We have a customer with a scenario where a set of services run on SERVER1 -or- SERVER2. If any service in a set fails, everything in the set should be stopped and the entire set should be started on the other server. Below I’ll describe how to implement this.
In my example I’ll assume there are three services in each set, Service A, Service B and Service C. This pattern will scale to any number, though it it is admittedly a little tedious to setup initially.
The first step is to use the Start, Stop or Restart a Service action, and create an action to start Service A, Service B and Service C specifically on SERVER1 and SERVER2. That is 6 actions to be created. In addition we need to create 6 more that use the same action, but these are used to Stop the services. Note that normally the service could be started on the monitored server with much fewer actions, but in this case we want to stop and start the services on a different server, so this level of specificity is needed.
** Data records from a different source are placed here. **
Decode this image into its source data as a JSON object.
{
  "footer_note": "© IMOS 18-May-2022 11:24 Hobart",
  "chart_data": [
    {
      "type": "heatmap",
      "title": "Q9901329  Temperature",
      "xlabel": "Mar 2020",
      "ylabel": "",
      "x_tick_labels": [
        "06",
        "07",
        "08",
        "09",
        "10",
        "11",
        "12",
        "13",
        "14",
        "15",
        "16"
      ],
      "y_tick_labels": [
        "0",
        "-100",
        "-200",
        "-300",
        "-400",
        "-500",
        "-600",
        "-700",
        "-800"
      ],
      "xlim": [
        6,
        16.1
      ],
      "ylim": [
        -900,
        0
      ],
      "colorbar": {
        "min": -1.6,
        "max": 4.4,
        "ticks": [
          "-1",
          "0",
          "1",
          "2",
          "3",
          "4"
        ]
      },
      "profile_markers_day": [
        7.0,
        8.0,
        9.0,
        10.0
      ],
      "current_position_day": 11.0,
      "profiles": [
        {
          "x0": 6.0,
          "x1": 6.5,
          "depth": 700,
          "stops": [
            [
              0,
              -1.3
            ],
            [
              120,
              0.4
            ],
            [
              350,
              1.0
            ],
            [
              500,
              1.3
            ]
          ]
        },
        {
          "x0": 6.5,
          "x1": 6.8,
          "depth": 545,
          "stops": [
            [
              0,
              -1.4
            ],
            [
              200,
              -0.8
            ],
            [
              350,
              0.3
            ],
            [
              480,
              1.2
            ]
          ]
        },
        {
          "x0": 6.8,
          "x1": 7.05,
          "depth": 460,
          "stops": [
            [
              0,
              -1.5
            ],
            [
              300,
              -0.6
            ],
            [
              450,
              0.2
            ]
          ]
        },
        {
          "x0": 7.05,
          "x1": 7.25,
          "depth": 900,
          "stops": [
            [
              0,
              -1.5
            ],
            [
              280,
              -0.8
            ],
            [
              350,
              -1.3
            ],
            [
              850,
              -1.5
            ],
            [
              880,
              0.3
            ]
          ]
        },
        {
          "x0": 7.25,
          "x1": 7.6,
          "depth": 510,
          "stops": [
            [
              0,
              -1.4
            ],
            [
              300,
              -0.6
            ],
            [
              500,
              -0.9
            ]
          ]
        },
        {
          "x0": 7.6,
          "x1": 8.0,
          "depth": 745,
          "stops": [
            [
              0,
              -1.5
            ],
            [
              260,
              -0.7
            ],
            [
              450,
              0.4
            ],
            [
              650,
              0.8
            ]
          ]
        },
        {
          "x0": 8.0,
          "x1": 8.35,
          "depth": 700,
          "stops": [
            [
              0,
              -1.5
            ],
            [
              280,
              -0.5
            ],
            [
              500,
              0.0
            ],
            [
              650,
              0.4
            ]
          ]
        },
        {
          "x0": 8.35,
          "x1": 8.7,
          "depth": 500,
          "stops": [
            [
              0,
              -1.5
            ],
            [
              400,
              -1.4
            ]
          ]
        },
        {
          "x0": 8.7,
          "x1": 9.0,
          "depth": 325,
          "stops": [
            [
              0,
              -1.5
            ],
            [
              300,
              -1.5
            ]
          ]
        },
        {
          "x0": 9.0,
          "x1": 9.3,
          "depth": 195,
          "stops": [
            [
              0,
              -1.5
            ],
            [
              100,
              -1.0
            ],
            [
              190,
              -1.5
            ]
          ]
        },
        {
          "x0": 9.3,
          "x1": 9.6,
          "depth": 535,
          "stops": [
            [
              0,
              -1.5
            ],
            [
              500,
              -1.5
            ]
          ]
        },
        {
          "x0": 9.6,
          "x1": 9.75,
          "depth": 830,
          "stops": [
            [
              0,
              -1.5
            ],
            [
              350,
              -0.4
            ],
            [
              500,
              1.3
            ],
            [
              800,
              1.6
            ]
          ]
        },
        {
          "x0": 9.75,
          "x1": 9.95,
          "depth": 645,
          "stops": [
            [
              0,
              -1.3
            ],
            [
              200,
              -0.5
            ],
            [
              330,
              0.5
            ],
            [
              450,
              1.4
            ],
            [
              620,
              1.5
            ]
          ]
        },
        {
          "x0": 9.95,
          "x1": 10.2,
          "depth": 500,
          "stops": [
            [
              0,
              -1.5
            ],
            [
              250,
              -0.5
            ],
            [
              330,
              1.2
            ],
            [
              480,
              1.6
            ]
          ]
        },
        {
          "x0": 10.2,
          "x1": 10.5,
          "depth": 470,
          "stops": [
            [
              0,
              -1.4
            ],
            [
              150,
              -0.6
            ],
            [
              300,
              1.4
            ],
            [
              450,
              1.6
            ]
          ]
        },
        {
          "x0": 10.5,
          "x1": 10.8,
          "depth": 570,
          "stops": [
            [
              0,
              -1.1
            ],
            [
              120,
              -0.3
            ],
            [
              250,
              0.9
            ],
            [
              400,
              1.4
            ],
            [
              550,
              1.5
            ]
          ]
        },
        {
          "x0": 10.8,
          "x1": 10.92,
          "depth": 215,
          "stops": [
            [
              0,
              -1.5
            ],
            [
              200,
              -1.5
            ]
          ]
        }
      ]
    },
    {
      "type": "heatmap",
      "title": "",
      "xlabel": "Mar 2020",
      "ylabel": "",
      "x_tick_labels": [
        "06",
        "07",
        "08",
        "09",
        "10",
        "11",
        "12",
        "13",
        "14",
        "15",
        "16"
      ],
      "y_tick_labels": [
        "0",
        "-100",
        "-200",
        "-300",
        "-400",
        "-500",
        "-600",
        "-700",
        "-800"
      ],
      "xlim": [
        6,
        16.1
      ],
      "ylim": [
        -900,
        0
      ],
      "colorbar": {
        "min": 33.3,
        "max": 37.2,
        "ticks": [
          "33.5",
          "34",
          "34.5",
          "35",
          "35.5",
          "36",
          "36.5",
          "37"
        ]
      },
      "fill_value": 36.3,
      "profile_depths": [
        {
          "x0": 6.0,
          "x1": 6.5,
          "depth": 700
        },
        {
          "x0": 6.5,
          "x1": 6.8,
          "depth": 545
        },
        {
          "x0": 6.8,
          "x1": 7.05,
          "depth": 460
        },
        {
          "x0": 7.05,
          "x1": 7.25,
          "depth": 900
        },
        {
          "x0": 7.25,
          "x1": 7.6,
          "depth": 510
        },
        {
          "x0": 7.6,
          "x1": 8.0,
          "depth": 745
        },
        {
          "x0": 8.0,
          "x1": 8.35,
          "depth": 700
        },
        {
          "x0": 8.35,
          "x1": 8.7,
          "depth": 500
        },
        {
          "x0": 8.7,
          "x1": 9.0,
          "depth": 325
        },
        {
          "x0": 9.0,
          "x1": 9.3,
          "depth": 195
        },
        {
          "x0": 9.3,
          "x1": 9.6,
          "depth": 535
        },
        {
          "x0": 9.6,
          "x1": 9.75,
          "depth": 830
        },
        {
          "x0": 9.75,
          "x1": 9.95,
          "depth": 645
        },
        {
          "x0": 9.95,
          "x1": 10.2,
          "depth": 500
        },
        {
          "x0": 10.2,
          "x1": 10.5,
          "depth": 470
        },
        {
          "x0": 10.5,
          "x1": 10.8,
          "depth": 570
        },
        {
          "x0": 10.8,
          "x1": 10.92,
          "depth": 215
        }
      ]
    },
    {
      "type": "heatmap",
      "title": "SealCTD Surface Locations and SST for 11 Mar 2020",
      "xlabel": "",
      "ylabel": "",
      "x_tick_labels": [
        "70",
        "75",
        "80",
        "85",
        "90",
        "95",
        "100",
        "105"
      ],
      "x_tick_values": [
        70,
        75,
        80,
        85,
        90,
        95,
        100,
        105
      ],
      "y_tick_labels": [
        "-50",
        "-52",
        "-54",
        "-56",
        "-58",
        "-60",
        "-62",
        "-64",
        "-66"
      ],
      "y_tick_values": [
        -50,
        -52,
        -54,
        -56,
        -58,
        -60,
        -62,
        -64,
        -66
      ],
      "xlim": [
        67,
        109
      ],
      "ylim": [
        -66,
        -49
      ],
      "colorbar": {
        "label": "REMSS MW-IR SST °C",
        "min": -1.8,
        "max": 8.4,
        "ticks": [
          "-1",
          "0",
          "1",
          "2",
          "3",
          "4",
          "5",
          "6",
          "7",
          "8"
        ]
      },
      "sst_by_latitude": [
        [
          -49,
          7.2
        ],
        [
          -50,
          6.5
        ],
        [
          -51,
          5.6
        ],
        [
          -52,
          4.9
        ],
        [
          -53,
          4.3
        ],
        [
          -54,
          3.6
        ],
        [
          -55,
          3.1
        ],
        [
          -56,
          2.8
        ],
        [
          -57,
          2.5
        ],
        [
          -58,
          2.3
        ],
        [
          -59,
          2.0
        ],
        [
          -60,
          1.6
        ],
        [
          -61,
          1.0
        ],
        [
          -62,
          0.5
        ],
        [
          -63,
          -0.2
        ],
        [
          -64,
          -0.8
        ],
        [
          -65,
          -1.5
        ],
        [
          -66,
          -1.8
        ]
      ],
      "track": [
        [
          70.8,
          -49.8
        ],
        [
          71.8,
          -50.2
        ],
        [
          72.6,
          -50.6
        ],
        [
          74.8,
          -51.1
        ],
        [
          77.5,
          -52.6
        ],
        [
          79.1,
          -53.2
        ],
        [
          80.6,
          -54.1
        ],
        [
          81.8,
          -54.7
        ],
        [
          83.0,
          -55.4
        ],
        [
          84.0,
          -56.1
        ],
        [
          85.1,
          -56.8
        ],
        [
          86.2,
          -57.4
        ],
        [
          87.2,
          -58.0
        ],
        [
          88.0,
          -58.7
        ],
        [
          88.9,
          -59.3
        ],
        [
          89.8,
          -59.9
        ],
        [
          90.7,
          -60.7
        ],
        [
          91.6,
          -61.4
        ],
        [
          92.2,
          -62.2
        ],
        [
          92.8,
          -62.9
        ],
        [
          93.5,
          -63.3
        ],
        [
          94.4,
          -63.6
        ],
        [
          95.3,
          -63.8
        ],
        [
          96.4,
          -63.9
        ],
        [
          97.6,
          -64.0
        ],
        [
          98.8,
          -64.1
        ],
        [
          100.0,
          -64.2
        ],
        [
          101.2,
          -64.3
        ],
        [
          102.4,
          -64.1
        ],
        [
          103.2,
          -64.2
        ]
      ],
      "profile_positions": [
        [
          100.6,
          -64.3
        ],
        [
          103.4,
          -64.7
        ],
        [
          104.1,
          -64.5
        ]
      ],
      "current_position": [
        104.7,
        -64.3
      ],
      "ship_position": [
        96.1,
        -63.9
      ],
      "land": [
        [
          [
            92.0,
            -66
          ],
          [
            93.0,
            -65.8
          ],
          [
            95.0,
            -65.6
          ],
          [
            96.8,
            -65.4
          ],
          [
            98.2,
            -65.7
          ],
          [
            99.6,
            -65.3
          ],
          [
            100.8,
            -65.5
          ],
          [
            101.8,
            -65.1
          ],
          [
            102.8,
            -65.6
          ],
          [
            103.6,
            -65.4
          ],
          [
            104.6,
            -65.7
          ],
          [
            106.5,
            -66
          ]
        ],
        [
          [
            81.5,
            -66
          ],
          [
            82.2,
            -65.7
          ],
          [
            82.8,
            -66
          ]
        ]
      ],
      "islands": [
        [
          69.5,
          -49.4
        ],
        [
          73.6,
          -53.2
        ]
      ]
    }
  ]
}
So three actions to start the service on SERVER 1, three actions to stop on SERVER 1, three actions to start on SERVER 2 and three actions to stop on SERVER 2.
To make these actions easier to deal with, I recommend adding the sets of three into an Action List action. So you’ll have four Action Lists:
- Stop services on SERVER 1
- Start services on SERVER 1
- Stop services on SERVER 2
- Start services on SERVER 2
With all of that done, we can now setup the monitors. First we’ll create a Service Monitor on SERVER 1 that is set to watch Service A, Service B and Service C. We’ll create a monitor like this for both SERVER 1 and SERVER 2.
Now click the Actions button. We want to make sure that when the monitor on SERVER 1 detects a down service, that it runs the following Action Lists:
Stop services on SERVER 1
Start services on SERVER 2
We only want the actions to get run once while in alert state (i.e. when the monitor is detecting the services are not running), so choose the shown radio button below:
On the monitor for SERVER 2, we’ll setup actions similarly, except when it fires actions it will run:
Stop services on SERVER 2
Start services on SERVER 1
Now we have what we want – when a watch service in a set on SERVER 1 stops, all services in the set will be stopped, and the set of services will be started on SERVER 2. And vice versa.